“In March of ’78 I moved to the residence club on 860 Sutter, of course that is just a nice way to say room and board with two meals a day for 6 days a week,” said John Elliott, San Francisco resident of what is now a freshman college dormitory, the International House, owned by Academy of Art University.
“When the club switched ownership, most residents moved out, one by one. Until there were only two left, Manny (another elder resident living in the International House) and I. We are the last ones left of the original, and we were offered to sign a lease and a contract: as long as we could live with young people, and oblige by the rules of taking out the telephone lines and TV’s, we could stay.”
Elliott, who is now retired from a long career working at the United Artist Theatre Inc., spends his days studying music, seeing 3 films a week, taking walks in his neighborhood, and of course, the routine meal twice a day he shares with hundreds of college students.
“There are no challenges, I love it.
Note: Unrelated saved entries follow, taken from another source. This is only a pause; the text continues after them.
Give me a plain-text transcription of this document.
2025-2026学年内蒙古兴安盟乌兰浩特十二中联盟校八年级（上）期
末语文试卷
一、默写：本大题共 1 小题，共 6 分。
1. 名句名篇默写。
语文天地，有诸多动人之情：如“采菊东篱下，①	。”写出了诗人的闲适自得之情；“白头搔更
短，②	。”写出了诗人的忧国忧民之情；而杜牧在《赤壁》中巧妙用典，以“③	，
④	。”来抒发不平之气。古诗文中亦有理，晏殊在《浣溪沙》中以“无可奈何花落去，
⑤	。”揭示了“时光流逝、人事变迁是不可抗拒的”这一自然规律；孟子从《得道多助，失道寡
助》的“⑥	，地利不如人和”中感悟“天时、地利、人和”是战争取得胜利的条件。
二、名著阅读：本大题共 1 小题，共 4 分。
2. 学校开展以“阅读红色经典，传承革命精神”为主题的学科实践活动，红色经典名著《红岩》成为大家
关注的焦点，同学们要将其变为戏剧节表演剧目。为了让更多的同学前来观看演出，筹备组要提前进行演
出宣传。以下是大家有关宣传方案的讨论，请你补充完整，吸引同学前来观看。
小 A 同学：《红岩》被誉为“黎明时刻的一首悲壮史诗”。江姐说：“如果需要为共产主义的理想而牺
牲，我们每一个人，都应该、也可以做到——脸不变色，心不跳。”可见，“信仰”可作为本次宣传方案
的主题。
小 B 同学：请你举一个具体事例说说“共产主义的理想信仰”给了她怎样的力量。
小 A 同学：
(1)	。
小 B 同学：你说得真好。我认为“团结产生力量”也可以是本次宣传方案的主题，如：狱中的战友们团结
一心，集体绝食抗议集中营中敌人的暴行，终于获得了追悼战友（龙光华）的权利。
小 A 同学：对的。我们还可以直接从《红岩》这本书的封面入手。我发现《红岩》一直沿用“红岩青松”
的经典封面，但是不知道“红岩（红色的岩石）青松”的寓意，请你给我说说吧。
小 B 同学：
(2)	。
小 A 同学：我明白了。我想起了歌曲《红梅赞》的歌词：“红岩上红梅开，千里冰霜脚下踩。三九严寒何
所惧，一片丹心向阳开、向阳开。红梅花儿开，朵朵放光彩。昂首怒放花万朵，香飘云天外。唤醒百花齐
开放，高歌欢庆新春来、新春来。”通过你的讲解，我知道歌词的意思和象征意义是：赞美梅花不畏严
I’m as please as Patty’s Pigs,” Elliott chuckles as he pauses in describing the lack of challenges of his living situation. “I hope the students don’t mind me much. We stay out of each other’s way, I don’t think they want much to do with an old person,” said Elliott.
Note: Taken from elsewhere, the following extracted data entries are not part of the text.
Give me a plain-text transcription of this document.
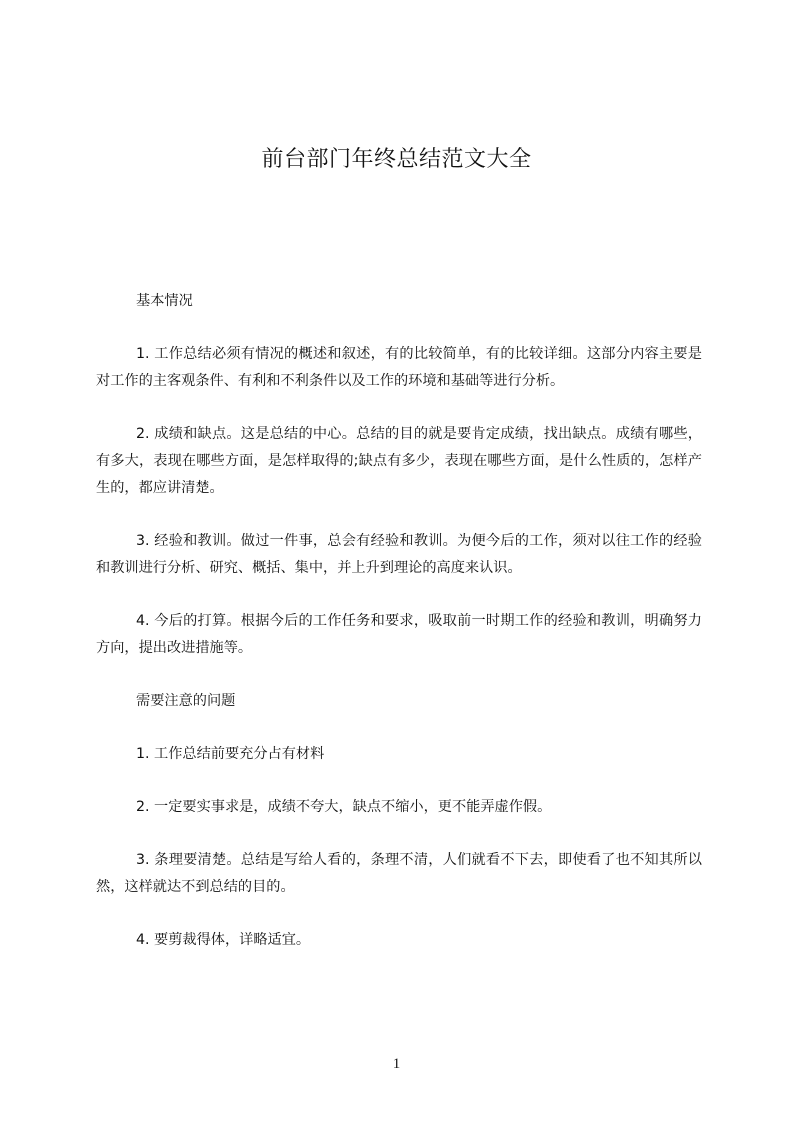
前台部门年终总结范文大全

基本情况

1. 工作总结必须有情况的概述和叙述，有的比较简单，有的比较详细。这部分内容主要是对工作的主客观条件、有利和不利条件以及工作的环境和基础等进行分析。

2. 成绩和缺点。这是总结的中心。总结的目的就是要肯定成绩，找出缺点。成绩有哪些，有多大，表现在哪些方面，是怎样取得的;缺点有多少，表现在哪些方面，是什么性质的，怎样产生的，都应讲清楚。

3. 经验和教训。做过一件事，总会有经验和教训。为便今后的工作，须对以往工作的经验和教训进行分析、研究、概括、集中，并上升到理论的高度来认识。

4. 今后的打算。根据今后的工作任务和要求，吸取前一时期工作的经验和教训，明确努力方向，提出改进措施等。

需要注意的问题

1. 工作总结前要充分占有材料

2. 一定要实事求是，成绩不夸大，缺点不缩小，更不能弄虚作假。

3. 条理要清楚。总结是写给人看的，条理不清，人们就看不下去，即使看了也不知其所以然，这样就达不到总结的目的。

4. 要剪裁得体，详略适宜。

1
Elliott’s room is equipped with a couch that he has slept on for 30 years, “I haven’t slept in a bed in over 40 years. I don’t have problems with it, and there isn’t much room in here anyways.” Shelves are scattered across the room, covered with books of travel places, music, and film history. Within the first 30 seconds of being in this room, you can tell its full of character and more complex than any temporary living situation such as the other residents in the building, after all- he has over 30 years to collect his life into one room.